Una grande famiglia lungo le coste del Mediterraneo
Ricostruire la storia genetica (e culturale) del Mediterraneo: ci aiuta una ricerca coordinata dall’Università di Bologna
Quasi sempre i confini politici non spiegano le nostre origini, risultato scambi e migrazioni avvenute nel corso della storia dell’uomo. Lo conferma una nuova ricerca internazionale pubblicata su Nature Scientific Reports e coordinata dall’Università di Bologna. I ricercatori hanno ricostruito i profili genetici di 23 popolazioni delle coste del Mediterraneo, dalla Sicilia alla Calabria e alla Grecia, passando per l’Albania, poi li hanno confrontati con i dati già disponibili di decine di popolazioni dell’area euro mediterranea, per un totale di ben 68 popolazioni e oltre 1.300 individui.
Il quadro che ne emerge è che tra le popolazioni che si affacciano sul mediterraneo esiste una continuità genetica che trascende i confini e anche le lingue. Per esempio, gli abitanti delle isole greche sono geneticamente più simili alle popolazioni del Sud Italia di quanto non lo siano rispetto alle popolazioni dell’entroterra della Grecia.
Inoltre, questa “grande famiglia” costiera è caratterizzata da una presenza genetica affine alla regione del Caucaso arrivata nell’età del bronzo, ed è priva dell’ impronta genetica caratteristica della migrazione delle Steppe Pontiche, finora associata alla diffusione delle lingue indoeuropee. Questo significa che quella migrazione non è sufficiente a spiegare come lungo le coste del mediterraneo si parlino italiano, greco e albanese, suggerendo che la storia sia più complessa.
Ma quali sono stati gli eventi che hanno determinato la formazione di questa continuità genetica? Stefania Sarno dell’Università di Bologna, principale autrice della ricerca, ha raccontato: «L’ascendenza condivisa tra le popolazioni del Mediterraneo risale probabilmente alla preistoria, risultato di diverse ondate migratorie culminate durante il neolitico e l’età del bronzo».

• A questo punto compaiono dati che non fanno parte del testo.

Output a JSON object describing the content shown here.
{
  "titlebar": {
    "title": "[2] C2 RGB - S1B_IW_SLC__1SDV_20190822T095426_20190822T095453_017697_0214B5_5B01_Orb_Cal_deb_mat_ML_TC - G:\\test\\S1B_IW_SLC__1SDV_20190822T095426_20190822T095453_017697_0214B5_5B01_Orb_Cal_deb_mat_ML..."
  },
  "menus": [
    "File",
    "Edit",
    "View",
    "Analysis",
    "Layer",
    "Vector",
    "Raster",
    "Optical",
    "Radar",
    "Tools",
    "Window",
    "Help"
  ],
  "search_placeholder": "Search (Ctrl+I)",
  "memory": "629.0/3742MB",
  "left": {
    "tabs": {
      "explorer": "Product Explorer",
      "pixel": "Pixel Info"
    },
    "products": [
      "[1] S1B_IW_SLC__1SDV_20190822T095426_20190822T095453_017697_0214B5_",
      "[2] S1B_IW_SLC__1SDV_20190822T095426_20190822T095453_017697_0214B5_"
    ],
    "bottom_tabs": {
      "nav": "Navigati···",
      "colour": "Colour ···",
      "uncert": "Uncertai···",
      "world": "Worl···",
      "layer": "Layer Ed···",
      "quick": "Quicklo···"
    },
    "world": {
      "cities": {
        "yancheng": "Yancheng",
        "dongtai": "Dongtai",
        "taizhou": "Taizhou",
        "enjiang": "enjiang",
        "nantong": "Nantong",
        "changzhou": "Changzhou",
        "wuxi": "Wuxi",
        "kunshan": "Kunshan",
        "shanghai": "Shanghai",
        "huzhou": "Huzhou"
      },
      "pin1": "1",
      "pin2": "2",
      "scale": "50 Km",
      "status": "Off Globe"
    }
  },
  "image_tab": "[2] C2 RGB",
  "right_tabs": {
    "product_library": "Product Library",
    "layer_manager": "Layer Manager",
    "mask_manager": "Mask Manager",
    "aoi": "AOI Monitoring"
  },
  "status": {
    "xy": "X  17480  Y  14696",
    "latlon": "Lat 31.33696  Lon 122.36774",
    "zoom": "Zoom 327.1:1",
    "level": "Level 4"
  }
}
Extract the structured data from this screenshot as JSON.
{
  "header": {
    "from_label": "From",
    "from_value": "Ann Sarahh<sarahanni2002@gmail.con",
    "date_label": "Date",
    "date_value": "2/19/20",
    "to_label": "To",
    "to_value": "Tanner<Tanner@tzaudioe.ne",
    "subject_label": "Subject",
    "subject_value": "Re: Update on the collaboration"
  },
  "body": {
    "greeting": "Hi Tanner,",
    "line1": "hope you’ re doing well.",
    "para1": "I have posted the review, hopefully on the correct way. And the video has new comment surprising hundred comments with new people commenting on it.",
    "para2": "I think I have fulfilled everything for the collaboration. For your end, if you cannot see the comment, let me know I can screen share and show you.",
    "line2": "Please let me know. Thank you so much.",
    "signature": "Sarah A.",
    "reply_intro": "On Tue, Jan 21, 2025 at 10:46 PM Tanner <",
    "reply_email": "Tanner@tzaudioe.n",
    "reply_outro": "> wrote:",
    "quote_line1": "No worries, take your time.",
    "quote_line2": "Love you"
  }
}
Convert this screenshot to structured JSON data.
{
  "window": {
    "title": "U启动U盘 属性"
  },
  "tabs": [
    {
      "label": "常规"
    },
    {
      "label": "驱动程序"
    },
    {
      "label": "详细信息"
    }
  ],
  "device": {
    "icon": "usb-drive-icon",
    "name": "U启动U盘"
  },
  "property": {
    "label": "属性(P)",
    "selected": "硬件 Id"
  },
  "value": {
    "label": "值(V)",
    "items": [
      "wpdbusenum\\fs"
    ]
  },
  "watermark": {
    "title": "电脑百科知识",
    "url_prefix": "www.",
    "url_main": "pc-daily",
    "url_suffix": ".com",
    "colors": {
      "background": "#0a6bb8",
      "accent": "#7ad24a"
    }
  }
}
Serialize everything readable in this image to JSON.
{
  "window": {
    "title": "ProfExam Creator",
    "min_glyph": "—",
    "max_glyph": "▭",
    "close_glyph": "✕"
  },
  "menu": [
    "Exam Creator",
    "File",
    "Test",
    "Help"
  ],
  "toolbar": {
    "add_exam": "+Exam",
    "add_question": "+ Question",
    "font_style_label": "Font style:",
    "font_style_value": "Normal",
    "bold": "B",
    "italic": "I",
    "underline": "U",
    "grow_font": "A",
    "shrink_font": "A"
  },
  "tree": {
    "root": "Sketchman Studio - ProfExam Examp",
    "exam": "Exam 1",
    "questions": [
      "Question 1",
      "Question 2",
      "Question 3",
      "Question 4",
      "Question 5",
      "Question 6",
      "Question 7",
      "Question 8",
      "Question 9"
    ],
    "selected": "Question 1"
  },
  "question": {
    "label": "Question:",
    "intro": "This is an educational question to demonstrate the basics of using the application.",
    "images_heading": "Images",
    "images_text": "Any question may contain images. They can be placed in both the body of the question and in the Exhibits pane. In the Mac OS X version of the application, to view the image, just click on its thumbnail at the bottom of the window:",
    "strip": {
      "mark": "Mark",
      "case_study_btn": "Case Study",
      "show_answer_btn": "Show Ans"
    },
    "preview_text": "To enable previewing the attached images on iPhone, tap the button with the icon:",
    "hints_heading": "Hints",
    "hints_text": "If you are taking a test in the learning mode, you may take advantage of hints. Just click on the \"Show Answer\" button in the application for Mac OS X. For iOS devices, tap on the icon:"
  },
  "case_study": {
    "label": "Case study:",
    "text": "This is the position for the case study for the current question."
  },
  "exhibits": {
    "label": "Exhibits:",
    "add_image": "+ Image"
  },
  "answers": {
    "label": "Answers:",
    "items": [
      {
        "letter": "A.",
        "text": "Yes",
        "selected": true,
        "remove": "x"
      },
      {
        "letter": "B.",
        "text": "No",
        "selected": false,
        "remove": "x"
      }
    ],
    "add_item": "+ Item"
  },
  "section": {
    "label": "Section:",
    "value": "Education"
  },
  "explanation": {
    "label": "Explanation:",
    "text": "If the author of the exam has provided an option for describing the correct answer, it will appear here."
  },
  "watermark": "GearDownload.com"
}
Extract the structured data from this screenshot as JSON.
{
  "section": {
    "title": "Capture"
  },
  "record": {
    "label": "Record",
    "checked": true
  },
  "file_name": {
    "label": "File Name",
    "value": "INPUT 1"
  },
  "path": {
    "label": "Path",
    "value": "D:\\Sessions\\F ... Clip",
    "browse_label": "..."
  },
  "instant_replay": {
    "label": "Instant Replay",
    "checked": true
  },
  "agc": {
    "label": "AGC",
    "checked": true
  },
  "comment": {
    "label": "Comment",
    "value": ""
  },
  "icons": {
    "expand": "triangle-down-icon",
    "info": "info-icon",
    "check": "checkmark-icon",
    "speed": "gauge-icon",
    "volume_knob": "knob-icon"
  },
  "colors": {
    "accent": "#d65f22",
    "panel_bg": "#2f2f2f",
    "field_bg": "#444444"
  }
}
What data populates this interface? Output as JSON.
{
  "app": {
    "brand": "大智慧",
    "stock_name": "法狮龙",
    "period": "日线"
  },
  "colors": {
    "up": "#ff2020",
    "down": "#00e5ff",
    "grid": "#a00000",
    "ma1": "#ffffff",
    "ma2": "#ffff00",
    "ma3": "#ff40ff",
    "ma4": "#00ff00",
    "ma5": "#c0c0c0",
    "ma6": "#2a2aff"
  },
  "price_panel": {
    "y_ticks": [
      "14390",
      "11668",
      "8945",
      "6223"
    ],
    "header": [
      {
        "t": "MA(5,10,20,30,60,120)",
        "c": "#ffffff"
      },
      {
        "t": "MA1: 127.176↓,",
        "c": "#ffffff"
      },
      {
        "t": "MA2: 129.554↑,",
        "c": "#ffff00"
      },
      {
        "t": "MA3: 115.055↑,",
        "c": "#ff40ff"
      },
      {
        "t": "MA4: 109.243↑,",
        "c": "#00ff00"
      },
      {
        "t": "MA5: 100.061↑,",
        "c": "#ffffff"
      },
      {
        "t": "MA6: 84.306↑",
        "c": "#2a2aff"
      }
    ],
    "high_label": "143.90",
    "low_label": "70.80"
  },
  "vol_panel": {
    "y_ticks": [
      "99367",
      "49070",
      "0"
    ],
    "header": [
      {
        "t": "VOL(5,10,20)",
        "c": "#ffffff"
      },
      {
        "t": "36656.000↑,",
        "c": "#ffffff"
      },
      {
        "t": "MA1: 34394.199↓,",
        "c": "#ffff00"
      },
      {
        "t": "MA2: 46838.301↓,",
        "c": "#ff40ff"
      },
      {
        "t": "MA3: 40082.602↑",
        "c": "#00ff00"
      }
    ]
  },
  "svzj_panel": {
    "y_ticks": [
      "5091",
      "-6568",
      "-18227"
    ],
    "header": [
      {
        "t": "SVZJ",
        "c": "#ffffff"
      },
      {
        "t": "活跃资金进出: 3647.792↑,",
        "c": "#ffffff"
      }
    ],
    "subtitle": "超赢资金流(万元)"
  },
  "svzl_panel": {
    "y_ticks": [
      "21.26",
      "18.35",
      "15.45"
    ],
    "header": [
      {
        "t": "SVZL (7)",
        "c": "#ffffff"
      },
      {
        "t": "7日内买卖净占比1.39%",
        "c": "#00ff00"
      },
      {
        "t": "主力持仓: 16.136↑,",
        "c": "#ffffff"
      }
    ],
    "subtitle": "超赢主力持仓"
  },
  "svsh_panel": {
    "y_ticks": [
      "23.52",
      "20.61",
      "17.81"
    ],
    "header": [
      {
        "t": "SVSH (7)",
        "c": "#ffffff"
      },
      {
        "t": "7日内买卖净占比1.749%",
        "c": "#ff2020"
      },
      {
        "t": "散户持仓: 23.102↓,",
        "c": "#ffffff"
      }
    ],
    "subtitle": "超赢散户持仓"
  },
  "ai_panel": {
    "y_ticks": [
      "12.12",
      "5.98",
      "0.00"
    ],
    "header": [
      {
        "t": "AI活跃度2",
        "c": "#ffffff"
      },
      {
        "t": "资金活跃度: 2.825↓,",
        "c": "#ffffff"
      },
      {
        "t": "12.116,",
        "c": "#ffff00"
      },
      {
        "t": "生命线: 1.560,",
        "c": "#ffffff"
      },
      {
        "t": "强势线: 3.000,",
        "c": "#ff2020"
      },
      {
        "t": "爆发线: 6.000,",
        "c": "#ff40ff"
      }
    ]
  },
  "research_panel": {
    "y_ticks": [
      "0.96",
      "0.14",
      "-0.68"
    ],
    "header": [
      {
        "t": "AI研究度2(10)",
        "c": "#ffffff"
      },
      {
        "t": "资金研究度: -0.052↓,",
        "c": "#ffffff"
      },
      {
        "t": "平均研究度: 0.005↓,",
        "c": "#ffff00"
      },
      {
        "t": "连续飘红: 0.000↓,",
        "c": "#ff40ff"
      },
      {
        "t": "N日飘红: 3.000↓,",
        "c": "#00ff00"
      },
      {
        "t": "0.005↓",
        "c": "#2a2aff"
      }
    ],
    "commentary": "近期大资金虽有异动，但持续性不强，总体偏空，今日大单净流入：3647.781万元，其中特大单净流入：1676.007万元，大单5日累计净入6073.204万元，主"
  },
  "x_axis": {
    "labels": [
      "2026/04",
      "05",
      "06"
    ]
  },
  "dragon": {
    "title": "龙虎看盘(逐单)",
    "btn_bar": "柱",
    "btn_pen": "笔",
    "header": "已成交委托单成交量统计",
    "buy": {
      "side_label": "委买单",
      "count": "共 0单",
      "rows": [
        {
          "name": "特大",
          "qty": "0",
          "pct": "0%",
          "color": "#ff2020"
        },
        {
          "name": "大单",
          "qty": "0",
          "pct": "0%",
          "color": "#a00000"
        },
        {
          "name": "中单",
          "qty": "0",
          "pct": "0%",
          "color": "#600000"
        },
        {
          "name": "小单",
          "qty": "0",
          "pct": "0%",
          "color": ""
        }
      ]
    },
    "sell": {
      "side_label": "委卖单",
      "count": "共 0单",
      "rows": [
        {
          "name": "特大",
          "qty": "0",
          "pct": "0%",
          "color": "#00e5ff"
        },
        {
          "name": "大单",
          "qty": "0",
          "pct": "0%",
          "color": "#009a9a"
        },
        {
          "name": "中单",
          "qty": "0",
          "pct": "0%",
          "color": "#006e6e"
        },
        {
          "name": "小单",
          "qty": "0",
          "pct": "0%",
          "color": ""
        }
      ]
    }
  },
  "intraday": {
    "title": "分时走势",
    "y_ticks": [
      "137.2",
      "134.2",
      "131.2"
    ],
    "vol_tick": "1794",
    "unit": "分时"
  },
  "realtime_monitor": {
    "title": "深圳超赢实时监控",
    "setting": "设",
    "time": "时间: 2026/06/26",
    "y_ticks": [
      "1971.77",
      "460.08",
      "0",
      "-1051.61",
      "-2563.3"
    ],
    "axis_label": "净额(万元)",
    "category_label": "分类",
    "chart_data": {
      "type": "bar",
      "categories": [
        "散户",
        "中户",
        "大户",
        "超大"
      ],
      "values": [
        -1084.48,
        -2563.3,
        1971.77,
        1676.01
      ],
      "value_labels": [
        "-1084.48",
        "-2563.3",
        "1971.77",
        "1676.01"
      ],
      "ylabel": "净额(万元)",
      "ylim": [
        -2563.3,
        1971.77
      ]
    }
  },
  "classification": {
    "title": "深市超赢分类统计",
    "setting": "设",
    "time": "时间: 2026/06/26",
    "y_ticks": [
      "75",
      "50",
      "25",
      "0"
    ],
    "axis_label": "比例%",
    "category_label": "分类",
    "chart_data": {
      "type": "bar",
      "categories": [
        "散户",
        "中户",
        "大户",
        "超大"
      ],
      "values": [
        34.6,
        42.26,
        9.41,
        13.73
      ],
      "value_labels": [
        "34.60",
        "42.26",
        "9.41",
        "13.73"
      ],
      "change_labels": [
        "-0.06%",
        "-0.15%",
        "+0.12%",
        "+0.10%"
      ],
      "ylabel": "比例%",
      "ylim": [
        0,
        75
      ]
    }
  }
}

La presenza di minoranze etno-linguistiche in Italia parlanti Greco, come il grecanico, dialetto greco-calabro, o il grico in Salento, era stata imputata principalmente alla colonizzazione del Sud Italia da parte dei Greci (Magna Grecia) e dei bizantini, eppure – ci spiega Chiara Barbieri del Max Planck Institute e coautrice della ricerca – non è possibile distinguere geneticamente i parlanti greci dalle altre popolazioni del sud Italia, a differenza del caso degli Albanesi d’Italia (Arbreshe), ricondotti a una migrazione avvenuta nel medioevo. Queste comunità hanno quindi mantenuto una fortissima identità culturale, quasi sicuramente riconducibile alla Magna Grecia, ma le tracce genetiche della colonizzazione si sono probabilmente diluite attraverso gli scambi con altre popolazioni.
I ricercatori si sono serviti di molti collaboratori per poter raccogliere il DNA necessario alle analisi. Per esempio, ci spiega ancora Chiara Barbieri, nell’area di Reggio Calabria è stato determinante coinvolgere Circolo di Cultura Greca “Apodiafazzi”. Le persone delle popolazioni oggetto della ricerca hanno volontariamente partecipato al progetto perché interessate a scoprire qualcosa in più sulle proprie radici. Una buona pratica che si sta diffondendo nello studio della genetica umana è quella di raccontare i dettagli delle scoperte alle persone che hanno messo a disposizione il loro DNA alla ricerca, e i ricercatori si preparano a farlo anche in questo lavoro, se possibile anche incontrandosi di persona con alcuni tra i tanti membri della famiglia costiera.